Amanda Pike, Reveal’s Director of Video and Executive Producer, Sara Just, Executive Producer of the PBS NewsHour, Reveal reporter Jennifer Gollan, Richard Coolidge, Senior Producer of the PBS NewsHour, and Murrey Jacobson, National Affairs Editor at the PBS NewsHour pose at the News & Documentary Emmy Awards in New York City Sept., 21, 2016 after receiving the Emmy for outstanding business and economic reporting in a regularly scheduled newscast for “Deadly Oil Fields.”Credit: Courtesy NATAS
Reveal from The Center for Investigative Reporting earned two national News & Documentary Emmys on Wednesday.
“The Dead Unknown,” a documentary that was part of a multiplatform project that exposed gaps in the system for matching unidentified bodies with missing people – a problem the Department of Justice has called “the nation’s silent mass disaster” – won for new approaches: current news coverage.

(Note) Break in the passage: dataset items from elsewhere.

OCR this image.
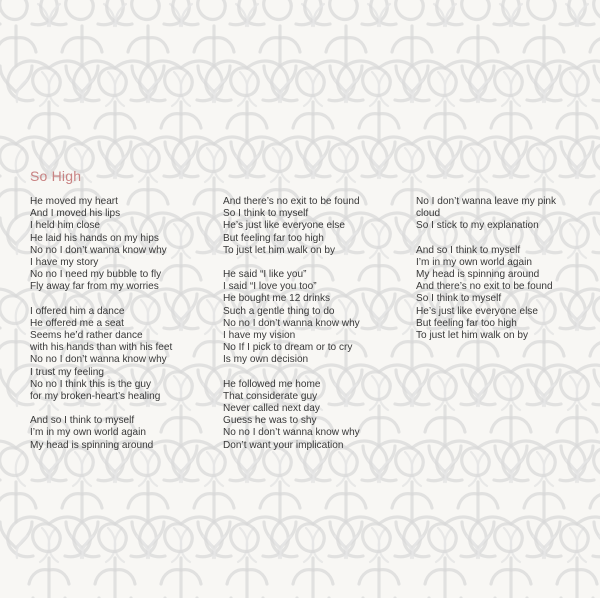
So High
He moved my heart
And I moved his lips
I held him close
He laid his hands on my hips
No no I don’t wanna know why
I have my story
No no I need my bubble to fly
Fly away far from my worries
I offered him a dance
He offered me a seat
Seems he’d rather dance
with his hands than with his feet
No no I don’t wanna know why
I trust my feeling
No no I think this is the guy
for my broken-heart’s healing
And so I think to myself
I’m in my own world again
My head is spinning around
And there’s no exit to be found
So I think to myself
He’s just like everyone else
But feeling far too high
To just let him walk on by
He said “I like you”
I said “I love you too”
He bought me 12 drinks
Such a gentle thing to do
No no I don’t wanna know why
I have my vision
No If I pick to dream or to cry
Is my own decision
He followed me home
That considerate guy
Never called next day
Guess he was to shy
No no I don’t wanna know why
Don’t want your implication
No I don’t wanna leave my pink
cloud
So I stick to my explanation
And so I think to myself
I’m in my own world again
My head is spinning around
And there’s no exit to be found
So I think to myself
He’s just like everyone else
But feeling far too high
To just let him walk on by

The entry reflected CIR’s continued efforts to experiment with ways to tell deep, impactful stories and included a documentary series; The Lost & The Found, an app that helps people make matches themselves; a “Reveal” radio episode, produced with PRX; and a long-form text piece. On Wednesday, Kentucky authorities announced they had identified Sonja Kaye Blair-Adams, who was killed in 1969 and until then was known as “Mountain Jane Doe.” She was featured in the investigation.

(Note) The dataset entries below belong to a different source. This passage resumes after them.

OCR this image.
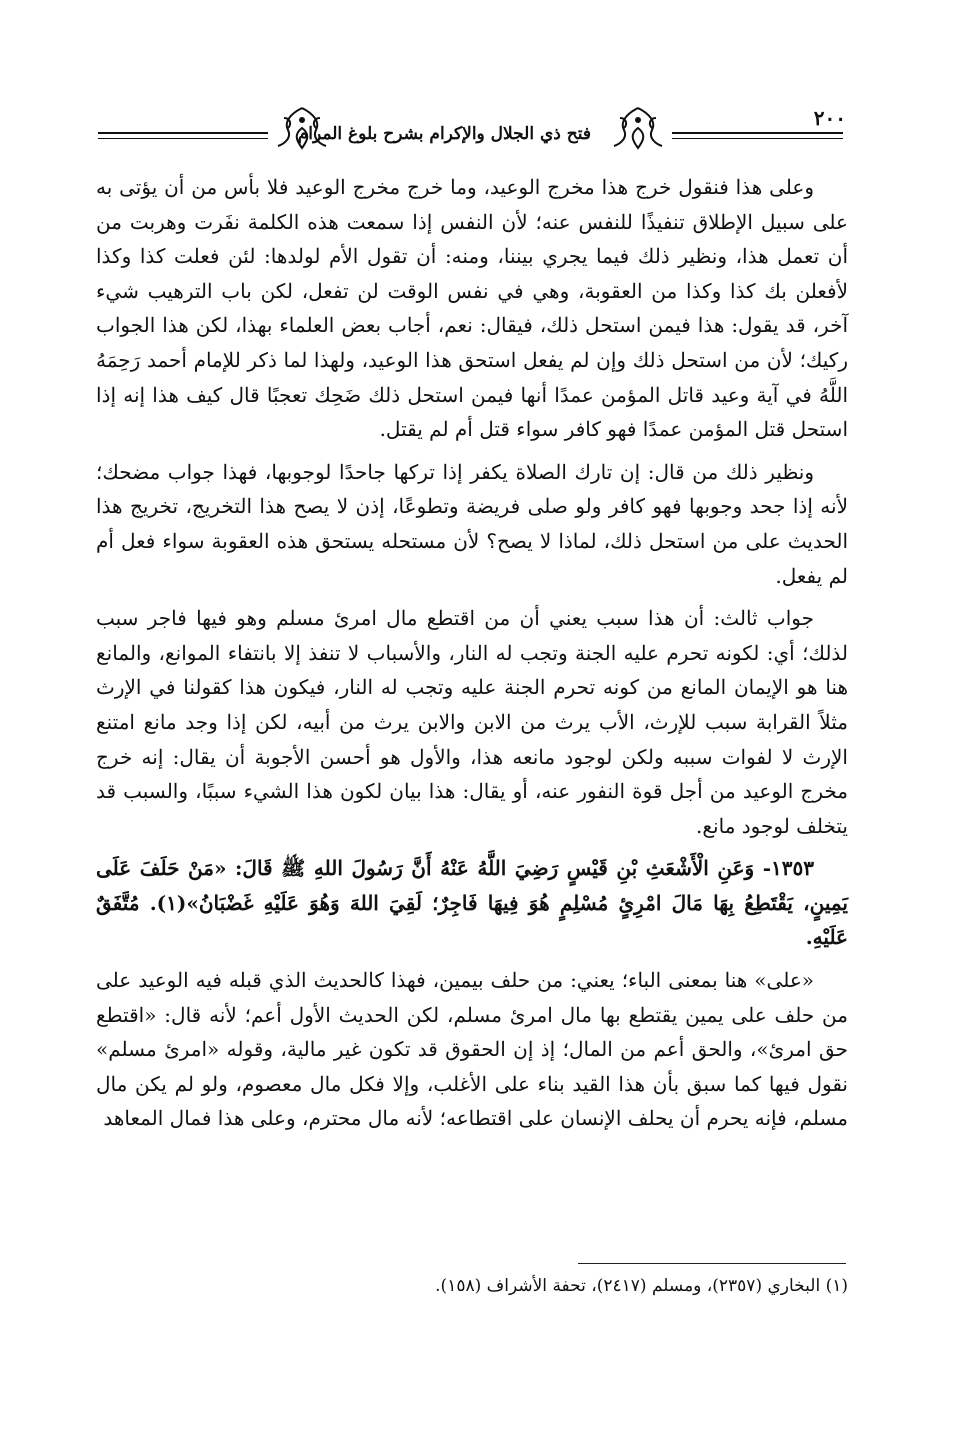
فتح ذي الجلال والإكرام بشرح بلوغ المرام
٢٠٠

وعلى هذا فنقول خرج هذا مخرج الوعيد، وما خرج مخرج الوعيد فلا بأس من أن يؤتى به على سبيل الإطلاق تنفيذًا للنفس عنه؛ لأن النفس إذا سمعت هذه الكلمة نفَرت وهربت من أن تعمل هذا، ونظير ذلك فيما يجري بيننا، ومنه: أن تقول الأم لولدها: لئن فعلت كذا وكذا لأفعلن بك كذا وكذا من العقوبة، وهي في نفس الوقت لن تفعل، لكن باب الترهيب شيء آخر، قد يقول: هذا فيمن استحل ذلك، فيقال: نعم، أجاب بعض العلماء بهذا، لكن هذا الجواب ركيك؛ لأن من استحل ذلك وإن لم يفعل استحق هذا الوعيد، ولهذا لما ذكر للإمام أحمد رَحِمَهُ اللَّهُ في آية وعيد قاتل المؤمن عمدًا أنها فيمن استحل ذلك ضَحِك تعجبًا قال كيف هذا إنه إذا استحل قتل المؤمن عمدًا فهو كافر سواء قتل أم لم يقتل.

ونظير ذلك من قال: إن تارك الصلاة يكفر إذا تركها جاحدًا لوجوبها، فهذا جواب مضحك؛ لأنه إذا جحد وجوبها فهو كافر ولو صلى فريضة وتطوعًا، إذن لا يصح هذا التخريج، تخريج هذا الحديث على من استحل ذلك، لماذا لا يصح؟ لأن مستحله يستحق هذه العقوبة سواء فعل أم لم يفعل.

جواب ثالث: أن هذا سبب يعني أن من اقتطع مال امرئ مسلم وهو فيها فاجر سبب لذلك؛ أي: لكونه تحرم عليه الجنة وتجب له النار، والأسباب لا تنفذ إلا بانتفاء الموانع، والمانع هنا هو الإيمان المانع من كونه تحرم الجنة عليه وتجب له النار، فيكون هذا كقولنا في الإرث مثلاً القرابة سبب للإرث، الأب يرث من الابن والابن يرث من أبيه، لكن إذا وجد مانع امتنع الإرث لا لفوات سببه ولكن لوجود مانعه هذا، والأول هو أحسن الأجوبة أن يقال: إنه خرج مخرج الوعيد من أجل قوة النفور عنه، أو يقال: هذا بيان لكون هذا الشيء سببًا، والسبب قد يتخلف لوجود مانع.

١٣٥٣- وَعَنِ الْأَشْعَثِ بْنِ قَيْسٍ رَضِيَ اللَّهُ عَنْهُ أَنَّ رَسُولَ اللهِ ﷺ قَالَ: «مَنْ حَلَفَ عَلَى يَمِينٍ، يَقْتَطِعُ بِهَا مَالَ امْرِئٍ مُسْلِمٍ هُوَ فِيهَا فَاجِرٌ؛ لَقِيَ اللهَ وَهُوَ عَلَيْهِ غَضْبَانُ»(١). مُتَّفَقٌ عَلَيْهِ.

«على» هنا بمعنى الباء؛ يعني: من حلف بيمين، فهذا كالحديث الذي قبله فيه الوعيد على من حلف على يمين يقتطع بها مال امرئ مسلم، لكن الحديث الأول أعم؛ لأنه قال: «اقتطع حق امرئ»، والحق أعم من المال؛ إذ إن الحقوق قد تكون غير مالية، وقوله «امرئ مسلم» نقول فيها كما سبق بأن هذا القيد بناء على الأغلب، وإلا فكل مال معصوم، ولو لم يكن مال مسلم، فإنه يحرم أن يحلف الإنسان على اقتطاعه؛ لأنه مال محترم، وعلى هذا فمال المعاهد

(١) البخاري (٢٣٥٧)، ومسلم (٢٤١٧)، تحفة الأشراف (١٥٨).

Watch Amanda Pike, Reveal’s Director of Video and Executive Producer, accept the award:

“Deadly Oil Fields” a collaboration with PBS NewsHour that examined how major oil companies avoid accountability for workers’ deaths in North Dakota’s Bakken oil fields, won for outstanding business and economic reporting in a regularly scheduled newscast.
The segment was part of an investigation that uncovered how deeply entrenched corporate practices and weak federal oversight inoculate energy producers against responsibility for workplace accidents. Over the past five years, federal regulators cited just one energy operator for a worker’s death in the Bakken – this is despite the fact that at least 74 people have died in the Bakken oil fields since 2006.
Watch Jennifer Gollan, the Reveal reporter who led the investigation, accept the award:

Reveal was nominated for seven awards in the annual contest, a record number of nominations for CIR.
The nominated work also included “Post Script,” which told the unexpected outcomes of good ideas through a series of video shorts.
Another four nominations honored CIR’s long history of working with media partners.
Among them was a collaboration with PBS NewsHour in the outstanding business reporting, nightly news category: an investigation into the University of Phoenix’s use of illegal marketing tactics on and off military bases to attract students to its for-profit colleges.
A collaboration with Telemundo and MSNBC for a documentary about the Border Patrol’s use of deadly force was nominated in the outstanding investigative journalism, Spanish-language category.
And the FRONTLINE documentary “Rape on the Night Shift” – done in collaboration with the Investigative Reporting Program at UC Berkeley, KQED and Univision – was nominated for two Emmys: outstanding investigative journalism, long form, and outstanding research.